Als Anfang August 1945 persönliche Kontakte zu Deutschen verboten
werden, fährt er mit seinem Fahrrad weiterhin seine
Bekanntschaften besuchen. Das Fahrrad ist gekauft, nicht geklaut,
darauf legt er Wert. Dem gut aussehenden, etwas selbstverliebten jungen
Leutnant ist die Aufmerksamkeit vieler deutscher Frauen sicher. Wie
selbstverständlich Liebesbeziehungen zwischen Siegern und
Besiegten auch im Osten sein konnten, spricht aus Gelfands
Tagebüchern und den Briefen an ihn.
„Er hat nach dem Krieg einmal geschrieben, seine
größte Liebe, und auch sie hat ihn geliebt, war die zu einer
Deutschen. Margot hieß sie. Und er war verzweifelt darüber,
warum er nicht den Mut hatte, mit ihr in Verbindung zu bleiben.“
(Vitali Gelfand/ Sohn)
Gelfands Aufzeichnungen zeigen einen an Deutschland interessierten und
sehr unternehmungsfreudigen Besatzer. Der adrette Leutnant liebt
Friseurbesuche. Dabei macht er so seine Beobachtungen: „Die
Deutschen sind geizig. Niemals schenken sie etwas, ohne einen doppelten
Nutzen für sich“, schreibt er. Einmal wird er gefragt, ob
Deutschland wieder groß und stark werde.

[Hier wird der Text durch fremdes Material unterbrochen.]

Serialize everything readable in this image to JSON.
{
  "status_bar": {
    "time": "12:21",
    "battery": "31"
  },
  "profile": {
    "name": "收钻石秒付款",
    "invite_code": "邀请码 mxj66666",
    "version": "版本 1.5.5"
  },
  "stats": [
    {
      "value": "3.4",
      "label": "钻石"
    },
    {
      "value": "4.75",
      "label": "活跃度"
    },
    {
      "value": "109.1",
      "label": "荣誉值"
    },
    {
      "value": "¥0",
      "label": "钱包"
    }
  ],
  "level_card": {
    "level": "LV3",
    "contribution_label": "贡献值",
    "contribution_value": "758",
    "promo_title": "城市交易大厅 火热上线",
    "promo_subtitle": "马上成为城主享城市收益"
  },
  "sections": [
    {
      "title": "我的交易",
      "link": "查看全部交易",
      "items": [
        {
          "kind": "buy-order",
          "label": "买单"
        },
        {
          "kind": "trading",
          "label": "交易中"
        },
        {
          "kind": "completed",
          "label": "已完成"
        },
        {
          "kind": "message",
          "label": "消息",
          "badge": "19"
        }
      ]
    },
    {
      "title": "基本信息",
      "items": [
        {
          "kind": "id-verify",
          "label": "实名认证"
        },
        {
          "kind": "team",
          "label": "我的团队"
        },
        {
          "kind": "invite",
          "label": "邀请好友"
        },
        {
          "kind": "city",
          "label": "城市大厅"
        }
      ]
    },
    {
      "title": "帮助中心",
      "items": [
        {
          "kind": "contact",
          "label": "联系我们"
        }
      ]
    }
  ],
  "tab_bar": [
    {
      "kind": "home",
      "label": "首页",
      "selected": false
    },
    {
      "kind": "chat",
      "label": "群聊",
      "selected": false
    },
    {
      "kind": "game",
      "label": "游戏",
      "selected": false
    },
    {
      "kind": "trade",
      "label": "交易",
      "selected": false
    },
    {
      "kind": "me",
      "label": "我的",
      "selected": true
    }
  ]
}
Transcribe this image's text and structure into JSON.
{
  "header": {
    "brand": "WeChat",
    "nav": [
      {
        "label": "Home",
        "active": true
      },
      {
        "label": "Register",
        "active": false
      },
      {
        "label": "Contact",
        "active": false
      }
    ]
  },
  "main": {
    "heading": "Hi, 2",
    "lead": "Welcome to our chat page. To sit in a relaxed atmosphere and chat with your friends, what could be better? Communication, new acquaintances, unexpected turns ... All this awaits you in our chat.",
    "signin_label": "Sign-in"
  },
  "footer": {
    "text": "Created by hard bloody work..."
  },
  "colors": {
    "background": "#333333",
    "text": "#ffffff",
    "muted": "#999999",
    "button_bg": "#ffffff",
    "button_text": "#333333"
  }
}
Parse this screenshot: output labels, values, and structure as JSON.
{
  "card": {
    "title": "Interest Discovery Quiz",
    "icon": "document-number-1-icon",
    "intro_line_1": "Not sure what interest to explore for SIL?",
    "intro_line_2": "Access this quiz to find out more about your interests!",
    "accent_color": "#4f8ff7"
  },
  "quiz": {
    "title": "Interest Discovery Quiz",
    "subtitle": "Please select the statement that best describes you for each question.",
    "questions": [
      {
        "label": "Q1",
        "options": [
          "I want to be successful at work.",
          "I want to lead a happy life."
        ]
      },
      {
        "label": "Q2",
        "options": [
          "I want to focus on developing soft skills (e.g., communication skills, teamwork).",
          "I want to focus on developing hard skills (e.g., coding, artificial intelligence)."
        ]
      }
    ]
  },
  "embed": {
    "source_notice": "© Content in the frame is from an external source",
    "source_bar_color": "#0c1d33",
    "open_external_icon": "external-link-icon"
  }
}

Der Leutnant ist
überrascht, ob des zynischen Gedankens.
Im September 1946 kehrt Gelfand schließlich nach Russland zurück.
Gelfands „Deutschland – Tagebuch“ zeigt das Jahr 1945
ohne heroisierende Kriegserinnerungen. Was es interessant macht, ist
der authentische Blick von der anderen Seite der Front. Eine ungewohnte
Perspektive.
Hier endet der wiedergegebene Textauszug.